¹The application is multi-platform and it still needs to be built for and run on devices with as little as 48MiB of memory. Does have some large data that it reads from external storage, but it never needs more than some megabytes of it at once.

Answer

unixsmurf picture unixsmurf · Nov 10, 2014

I am not sure a general response can be given, but I can provide some examples of differences. There are of course additional differences added in version 8 of the ARM architecture, which apply regardless of target instruction set.

Performance-positive additions in AArch64

  • 32 General-purpose registers gives compilers more wiggle room.
  • I/D cache synchronization mechanisms accessible from user mode (no system call needed).
  • Load/Store-Pair instructions makes it possible to load 128-bits of data with one instruction, and still remain RISC-like.
  • The removal of near-universal conditional execution makes more out-of-ordering possible.
  • The change in layout of NEON registers (D0 is still lower half of Q0, but D1 is now lower half of Q1 rather than upper half of Q0) makes more out-of-ordering possible.
  • 64-bit pointers make pointer tagging possible.
  • CSEL enables all kind of crazy optimizations.

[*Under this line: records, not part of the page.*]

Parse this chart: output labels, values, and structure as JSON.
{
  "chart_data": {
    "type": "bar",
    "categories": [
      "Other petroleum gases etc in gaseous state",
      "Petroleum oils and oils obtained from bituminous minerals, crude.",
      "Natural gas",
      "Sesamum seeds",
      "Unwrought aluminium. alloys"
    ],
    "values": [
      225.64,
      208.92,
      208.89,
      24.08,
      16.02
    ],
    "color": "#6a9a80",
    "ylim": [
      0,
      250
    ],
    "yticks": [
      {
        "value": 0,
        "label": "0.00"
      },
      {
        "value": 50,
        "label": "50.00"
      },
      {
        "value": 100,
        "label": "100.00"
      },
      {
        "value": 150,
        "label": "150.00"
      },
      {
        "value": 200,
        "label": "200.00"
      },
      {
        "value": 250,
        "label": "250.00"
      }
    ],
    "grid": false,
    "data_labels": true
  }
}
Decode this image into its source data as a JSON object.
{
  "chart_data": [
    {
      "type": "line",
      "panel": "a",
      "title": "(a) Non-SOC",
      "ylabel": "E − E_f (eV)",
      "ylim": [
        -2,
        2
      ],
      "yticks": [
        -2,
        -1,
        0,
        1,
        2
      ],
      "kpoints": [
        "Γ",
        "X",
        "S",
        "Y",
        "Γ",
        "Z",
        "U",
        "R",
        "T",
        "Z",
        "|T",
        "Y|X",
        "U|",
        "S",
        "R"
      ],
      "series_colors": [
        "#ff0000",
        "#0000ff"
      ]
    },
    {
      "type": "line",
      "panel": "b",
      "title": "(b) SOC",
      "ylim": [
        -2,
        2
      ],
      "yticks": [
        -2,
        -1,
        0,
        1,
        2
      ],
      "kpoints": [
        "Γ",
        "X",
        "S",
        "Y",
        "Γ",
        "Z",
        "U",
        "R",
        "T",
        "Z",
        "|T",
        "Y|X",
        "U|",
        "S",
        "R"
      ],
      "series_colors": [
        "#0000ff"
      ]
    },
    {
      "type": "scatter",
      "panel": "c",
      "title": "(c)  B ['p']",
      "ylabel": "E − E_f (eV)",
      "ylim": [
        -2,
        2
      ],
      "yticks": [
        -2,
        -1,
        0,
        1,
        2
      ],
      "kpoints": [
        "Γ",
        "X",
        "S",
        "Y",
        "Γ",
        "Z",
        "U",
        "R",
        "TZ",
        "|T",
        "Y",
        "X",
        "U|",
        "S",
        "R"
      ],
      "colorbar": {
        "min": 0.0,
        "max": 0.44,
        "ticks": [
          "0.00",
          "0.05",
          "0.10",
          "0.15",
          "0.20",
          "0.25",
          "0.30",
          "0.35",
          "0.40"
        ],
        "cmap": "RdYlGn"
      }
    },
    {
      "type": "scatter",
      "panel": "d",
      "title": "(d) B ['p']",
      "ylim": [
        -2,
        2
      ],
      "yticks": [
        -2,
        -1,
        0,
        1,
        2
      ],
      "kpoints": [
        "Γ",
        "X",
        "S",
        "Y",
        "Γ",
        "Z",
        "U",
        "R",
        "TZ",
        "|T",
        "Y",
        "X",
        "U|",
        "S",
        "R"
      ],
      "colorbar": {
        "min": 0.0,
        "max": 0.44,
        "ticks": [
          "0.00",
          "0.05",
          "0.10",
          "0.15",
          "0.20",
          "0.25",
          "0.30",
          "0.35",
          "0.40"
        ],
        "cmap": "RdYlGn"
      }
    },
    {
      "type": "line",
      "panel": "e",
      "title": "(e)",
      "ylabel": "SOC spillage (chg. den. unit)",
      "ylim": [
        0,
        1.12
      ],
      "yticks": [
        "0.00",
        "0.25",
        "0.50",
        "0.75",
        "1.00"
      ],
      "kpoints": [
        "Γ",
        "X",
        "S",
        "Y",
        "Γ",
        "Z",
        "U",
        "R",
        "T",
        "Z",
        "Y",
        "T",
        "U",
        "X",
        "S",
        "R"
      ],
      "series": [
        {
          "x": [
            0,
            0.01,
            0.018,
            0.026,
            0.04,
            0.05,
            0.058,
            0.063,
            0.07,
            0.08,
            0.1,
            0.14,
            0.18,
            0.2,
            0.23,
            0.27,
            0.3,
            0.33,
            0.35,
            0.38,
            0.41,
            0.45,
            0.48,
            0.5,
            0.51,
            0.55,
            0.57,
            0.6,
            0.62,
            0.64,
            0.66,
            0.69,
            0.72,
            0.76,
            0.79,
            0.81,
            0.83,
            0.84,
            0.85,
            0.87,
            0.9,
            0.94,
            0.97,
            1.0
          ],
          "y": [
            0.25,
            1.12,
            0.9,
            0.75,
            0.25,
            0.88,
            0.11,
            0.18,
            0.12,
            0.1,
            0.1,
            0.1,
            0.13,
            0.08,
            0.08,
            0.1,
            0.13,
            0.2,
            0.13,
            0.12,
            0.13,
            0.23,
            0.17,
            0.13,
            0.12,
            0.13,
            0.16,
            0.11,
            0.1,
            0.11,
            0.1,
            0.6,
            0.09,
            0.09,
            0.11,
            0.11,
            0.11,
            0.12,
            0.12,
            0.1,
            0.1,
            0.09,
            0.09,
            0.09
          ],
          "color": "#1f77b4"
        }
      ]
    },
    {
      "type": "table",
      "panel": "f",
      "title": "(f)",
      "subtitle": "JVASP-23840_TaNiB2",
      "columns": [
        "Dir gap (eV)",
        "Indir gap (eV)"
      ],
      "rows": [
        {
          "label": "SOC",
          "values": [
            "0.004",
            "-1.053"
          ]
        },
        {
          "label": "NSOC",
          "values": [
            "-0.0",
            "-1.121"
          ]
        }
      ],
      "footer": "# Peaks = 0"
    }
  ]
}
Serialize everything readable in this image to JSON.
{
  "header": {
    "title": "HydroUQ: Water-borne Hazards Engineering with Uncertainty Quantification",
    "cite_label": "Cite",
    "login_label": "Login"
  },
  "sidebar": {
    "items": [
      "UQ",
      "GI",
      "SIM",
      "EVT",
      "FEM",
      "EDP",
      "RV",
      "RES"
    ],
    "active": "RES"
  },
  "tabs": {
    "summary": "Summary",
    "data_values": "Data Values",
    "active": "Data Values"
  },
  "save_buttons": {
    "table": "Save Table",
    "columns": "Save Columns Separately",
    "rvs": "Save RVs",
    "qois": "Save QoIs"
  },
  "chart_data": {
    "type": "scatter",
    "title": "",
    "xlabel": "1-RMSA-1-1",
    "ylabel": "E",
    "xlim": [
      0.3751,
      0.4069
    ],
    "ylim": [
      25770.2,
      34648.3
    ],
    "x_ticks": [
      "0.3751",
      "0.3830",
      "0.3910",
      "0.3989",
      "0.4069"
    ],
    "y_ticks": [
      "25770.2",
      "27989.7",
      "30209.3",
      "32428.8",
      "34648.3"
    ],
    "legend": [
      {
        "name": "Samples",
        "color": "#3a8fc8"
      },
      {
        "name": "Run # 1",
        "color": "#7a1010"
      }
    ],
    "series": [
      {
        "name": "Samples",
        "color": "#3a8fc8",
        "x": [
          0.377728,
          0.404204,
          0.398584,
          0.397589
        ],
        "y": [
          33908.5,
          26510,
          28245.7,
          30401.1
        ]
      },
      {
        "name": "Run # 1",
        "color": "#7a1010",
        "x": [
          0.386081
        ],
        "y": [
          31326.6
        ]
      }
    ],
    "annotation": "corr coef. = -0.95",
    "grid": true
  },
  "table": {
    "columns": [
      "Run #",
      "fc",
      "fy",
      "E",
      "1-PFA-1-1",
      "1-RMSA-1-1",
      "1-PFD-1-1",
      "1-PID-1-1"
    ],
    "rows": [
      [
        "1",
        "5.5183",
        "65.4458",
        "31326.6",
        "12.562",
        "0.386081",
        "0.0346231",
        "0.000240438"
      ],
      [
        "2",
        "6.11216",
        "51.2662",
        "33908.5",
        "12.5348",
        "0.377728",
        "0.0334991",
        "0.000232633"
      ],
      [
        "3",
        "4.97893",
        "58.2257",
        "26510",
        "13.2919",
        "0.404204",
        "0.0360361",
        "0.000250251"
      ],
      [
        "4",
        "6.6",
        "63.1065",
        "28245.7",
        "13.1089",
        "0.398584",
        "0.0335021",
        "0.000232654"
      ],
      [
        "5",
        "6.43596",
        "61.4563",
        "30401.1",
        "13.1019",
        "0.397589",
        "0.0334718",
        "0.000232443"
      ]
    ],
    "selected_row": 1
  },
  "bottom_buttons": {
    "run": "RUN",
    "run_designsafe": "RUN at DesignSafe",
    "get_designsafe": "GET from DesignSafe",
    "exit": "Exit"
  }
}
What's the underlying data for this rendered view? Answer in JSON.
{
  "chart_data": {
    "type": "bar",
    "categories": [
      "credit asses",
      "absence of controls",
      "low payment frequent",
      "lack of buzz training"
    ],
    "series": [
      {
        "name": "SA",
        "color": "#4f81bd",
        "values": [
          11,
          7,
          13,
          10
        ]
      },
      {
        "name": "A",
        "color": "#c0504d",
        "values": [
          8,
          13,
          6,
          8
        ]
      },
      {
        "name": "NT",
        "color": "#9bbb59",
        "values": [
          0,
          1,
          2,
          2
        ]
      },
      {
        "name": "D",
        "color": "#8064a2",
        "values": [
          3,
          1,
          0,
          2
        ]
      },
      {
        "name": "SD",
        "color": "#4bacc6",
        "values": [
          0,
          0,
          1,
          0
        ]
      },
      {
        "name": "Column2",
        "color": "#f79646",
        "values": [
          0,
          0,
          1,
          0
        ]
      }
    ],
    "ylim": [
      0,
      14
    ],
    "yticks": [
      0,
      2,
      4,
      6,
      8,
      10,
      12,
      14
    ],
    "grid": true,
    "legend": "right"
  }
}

Performance-negative changes in AArch64

  • More registers may also mean higher pressure on the stack.
  • Larger pointers mean larger memory footprint.
  • Removal of near-universal conditional execution may cause higher pressure on branch predictor.
  • Removal of load/store-multiple means more instructions needed for function entry/exit.

Performance-relevant changes in ARMv8-A

  • Load-Aquire/Store-Release semantics remove need for explicit memory barriers for basic synchronization operations.

I probably forgot lots of things, but those are some of the more obvious changes.